Besuchsverbote und Genesungsprozess
Aber die Besuchsverbote in den Kliniken haben doch genau das gar nicht möglich gemacht?
Ja, wie Sie wissen, mussten auch wir zwischenzeitlich Besuchsverbote aussprechen, manch ein Patient war wochenlang ohne Angehörigenkontakt, worunter insbesondere die stark betroffenen Patienten litten. Zwar haben wir versucht, einen stetigen Kontakt zu den Angehörigen über technische Lösungen mit Videokonferenzen und ähnlichem herzustellen, jedoch der persönliche Kontakt ist durch nichts zu ersetzen. Von daher hoffe ich, dass uns ein erneuter „lockdown“ erspart bleibt und wir nicht erneut zu ähnlichen Maßnahmen greifen müssen. COVID-19 bedeutet ein Arbeiten am Limit unter schwierigen Bedingungen in jeder Hinsicht. Aber so lange alle mitziehen, bin ich ganz optimistisch, dass wir und unsere Patienten auch diese Aufgabe meistern. Ein besonderer Dank von mir gilt dem Personal in der Pflege, nicht nur in meinem Krankenhaus, die die Hauptlast der Mehrarbeit durch COVID-19 und auch das größte Risiko tragen.

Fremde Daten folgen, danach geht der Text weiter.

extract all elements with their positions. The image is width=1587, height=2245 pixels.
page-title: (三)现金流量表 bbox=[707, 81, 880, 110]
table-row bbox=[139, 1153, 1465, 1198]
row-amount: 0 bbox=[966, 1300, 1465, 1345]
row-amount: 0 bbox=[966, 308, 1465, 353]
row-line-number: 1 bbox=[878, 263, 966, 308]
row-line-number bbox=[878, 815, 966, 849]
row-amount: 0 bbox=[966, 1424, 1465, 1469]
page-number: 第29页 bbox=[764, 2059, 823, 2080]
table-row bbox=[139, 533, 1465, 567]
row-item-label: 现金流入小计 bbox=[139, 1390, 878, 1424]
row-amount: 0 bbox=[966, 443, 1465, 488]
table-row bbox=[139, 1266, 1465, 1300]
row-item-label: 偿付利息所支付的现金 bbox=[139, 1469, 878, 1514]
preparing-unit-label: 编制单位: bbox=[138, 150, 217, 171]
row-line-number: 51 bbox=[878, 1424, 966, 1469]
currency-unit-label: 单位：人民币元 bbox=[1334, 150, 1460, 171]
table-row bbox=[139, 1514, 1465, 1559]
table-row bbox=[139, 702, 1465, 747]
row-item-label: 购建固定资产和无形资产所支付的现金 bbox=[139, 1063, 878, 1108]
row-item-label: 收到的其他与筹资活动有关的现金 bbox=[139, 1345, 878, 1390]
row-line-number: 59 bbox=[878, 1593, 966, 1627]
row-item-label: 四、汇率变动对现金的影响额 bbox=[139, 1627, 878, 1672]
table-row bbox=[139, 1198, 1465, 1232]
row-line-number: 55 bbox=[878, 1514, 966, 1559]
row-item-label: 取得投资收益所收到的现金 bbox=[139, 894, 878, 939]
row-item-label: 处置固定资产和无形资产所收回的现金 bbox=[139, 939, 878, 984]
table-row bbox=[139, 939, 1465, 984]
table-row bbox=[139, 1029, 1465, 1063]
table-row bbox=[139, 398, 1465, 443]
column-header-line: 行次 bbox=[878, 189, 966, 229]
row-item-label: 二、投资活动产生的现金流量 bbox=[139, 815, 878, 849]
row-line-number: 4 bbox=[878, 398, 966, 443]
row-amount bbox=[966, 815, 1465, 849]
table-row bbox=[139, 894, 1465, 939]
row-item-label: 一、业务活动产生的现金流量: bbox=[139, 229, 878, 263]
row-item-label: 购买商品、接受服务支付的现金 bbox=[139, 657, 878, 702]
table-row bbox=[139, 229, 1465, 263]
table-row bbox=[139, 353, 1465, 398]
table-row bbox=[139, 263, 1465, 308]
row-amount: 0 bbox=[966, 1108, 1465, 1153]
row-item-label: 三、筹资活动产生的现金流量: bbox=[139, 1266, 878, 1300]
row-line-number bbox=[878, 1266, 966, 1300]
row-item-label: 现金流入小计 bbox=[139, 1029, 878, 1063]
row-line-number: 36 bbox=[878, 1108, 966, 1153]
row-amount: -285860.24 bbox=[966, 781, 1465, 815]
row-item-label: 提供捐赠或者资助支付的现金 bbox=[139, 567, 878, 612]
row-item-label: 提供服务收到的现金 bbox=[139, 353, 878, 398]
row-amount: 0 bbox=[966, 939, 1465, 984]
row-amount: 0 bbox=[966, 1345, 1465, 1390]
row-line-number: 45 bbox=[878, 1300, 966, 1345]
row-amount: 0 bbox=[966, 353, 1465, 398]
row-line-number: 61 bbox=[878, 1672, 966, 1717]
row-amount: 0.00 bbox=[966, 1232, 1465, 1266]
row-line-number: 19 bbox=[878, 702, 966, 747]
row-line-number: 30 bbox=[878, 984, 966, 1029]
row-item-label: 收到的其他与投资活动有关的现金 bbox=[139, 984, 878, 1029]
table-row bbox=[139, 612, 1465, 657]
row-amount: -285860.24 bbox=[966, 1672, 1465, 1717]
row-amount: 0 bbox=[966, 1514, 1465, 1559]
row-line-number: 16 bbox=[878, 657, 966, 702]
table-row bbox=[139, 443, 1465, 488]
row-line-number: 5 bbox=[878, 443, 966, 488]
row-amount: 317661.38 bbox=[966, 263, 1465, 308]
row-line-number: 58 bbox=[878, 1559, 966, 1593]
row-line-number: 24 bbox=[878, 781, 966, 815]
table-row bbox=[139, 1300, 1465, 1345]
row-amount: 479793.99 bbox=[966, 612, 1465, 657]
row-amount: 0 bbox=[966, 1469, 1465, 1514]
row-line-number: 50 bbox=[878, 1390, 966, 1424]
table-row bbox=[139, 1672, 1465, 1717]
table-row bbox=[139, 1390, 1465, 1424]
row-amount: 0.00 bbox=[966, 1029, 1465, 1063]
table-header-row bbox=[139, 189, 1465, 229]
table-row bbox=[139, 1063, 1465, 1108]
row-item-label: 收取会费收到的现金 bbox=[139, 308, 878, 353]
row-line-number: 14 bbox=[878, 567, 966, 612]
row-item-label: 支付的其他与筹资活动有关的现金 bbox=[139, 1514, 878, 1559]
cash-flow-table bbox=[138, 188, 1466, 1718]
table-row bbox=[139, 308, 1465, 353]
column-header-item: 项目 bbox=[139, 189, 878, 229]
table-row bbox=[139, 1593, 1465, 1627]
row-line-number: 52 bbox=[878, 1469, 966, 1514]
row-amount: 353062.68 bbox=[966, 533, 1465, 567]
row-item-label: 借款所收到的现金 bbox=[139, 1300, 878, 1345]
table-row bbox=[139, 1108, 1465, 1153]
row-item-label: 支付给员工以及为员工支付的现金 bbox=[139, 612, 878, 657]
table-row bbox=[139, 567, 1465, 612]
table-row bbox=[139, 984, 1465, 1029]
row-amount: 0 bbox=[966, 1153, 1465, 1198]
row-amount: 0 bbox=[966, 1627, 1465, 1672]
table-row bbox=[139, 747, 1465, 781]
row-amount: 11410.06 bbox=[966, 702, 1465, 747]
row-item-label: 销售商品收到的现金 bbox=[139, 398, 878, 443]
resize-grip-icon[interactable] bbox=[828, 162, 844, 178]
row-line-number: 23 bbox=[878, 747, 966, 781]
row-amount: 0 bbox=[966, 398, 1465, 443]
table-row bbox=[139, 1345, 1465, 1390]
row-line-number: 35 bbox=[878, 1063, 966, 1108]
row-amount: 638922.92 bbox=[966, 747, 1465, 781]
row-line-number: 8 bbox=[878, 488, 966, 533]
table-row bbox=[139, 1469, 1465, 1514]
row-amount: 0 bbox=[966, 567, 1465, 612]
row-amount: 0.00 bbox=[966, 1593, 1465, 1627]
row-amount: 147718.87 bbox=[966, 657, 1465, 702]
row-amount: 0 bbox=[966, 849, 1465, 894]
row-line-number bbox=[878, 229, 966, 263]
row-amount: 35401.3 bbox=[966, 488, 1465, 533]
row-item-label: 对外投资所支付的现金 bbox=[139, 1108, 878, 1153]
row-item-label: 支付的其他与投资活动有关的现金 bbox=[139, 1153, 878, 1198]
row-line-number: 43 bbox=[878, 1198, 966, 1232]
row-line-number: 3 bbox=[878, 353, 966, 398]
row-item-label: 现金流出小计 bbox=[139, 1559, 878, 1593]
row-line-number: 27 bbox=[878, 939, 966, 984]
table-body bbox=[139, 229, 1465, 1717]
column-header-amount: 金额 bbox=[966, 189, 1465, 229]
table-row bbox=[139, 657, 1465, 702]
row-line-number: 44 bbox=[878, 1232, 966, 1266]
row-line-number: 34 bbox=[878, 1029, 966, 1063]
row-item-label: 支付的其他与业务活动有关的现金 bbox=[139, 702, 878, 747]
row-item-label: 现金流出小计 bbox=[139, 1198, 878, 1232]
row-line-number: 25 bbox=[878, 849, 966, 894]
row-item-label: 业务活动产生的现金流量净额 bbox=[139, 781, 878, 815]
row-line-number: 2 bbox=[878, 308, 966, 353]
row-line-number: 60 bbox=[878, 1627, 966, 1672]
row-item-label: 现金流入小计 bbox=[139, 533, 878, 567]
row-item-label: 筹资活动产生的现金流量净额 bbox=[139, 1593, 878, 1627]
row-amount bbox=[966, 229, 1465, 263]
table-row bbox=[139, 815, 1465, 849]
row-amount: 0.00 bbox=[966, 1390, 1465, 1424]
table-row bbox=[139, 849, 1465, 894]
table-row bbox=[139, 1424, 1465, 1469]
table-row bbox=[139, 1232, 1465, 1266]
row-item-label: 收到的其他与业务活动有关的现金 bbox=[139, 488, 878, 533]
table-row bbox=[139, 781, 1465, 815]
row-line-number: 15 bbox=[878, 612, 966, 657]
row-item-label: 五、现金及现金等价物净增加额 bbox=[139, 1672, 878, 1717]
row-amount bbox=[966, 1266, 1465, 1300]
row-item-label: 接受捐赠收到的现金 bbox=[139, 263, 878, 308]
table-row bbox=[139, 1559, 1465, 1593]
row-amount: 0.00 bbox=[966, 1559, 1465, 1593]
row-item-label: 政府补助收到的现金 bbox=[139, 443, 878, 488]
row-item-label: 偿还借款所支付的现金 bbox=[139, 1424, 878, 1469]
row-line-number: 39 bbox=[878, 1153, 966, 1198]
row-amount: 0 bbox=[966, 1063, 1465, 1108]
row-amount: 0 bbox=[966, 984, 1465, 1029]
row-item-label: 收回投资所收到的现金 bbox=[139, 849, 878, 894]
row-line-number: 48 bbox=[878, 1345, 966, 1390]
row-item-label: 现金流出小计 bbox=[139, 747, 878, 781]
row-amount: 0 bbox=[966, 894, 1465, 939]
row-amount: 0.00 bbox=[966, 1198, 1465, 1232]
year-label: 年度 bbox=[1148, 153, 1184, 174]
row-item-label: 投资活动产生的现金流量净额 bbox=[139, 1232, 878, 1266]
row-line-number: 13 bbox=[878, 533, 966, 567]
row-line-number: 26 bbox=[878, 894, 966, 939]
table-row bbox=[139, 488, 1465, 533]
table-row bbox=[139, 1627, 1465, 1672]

Sie machen mehr als nur einen tollen Job und von ihnen wird es meiner Meinung nach maßgeblich abhängen, wie wir diese Krise bewältigen und als wie stabil sich unser Gesundheitssystem erweist.
Sehen Sie durch Corona eine Gefahr für das Gesundheitswesen - oder konkreter gefragt: Besteht die Gefahr, dass es Verschiebungen bei den Leistungen zu Lasten von Schlaganfall-Patienten geben könnte?
Diese Frage ist sehr schwierig zu beantworten. Festzustellen ist, dass sich insbesondere ältere Menschen mehr und mehr scheuen, ihre Wohnungen zu verlassen, um sich bei einem Arzt oder im Krankenhaus vorzustellen. Die Fachgesellschaften haben auf diesen Punkt bereits hingewiesen und sehen dort durchaus ein Problem in der Früherkennung und adäquaten Behandlung des Schlaganfalls. In wieweit die Ressourcen, die eigentlich für die spezielle Behandlung von Schlaganfallpatienten vorgesehen sind durch COVID-19 Patienten aufgebraucht werden, ist zurzeit schwer beurteilbar. Ich hoffe das dies nicht geschieht. Ich glaube es auch nicht, da der Schlaganfall ein Notfall ist und er selbstverständlich auch so behandelt werden muss.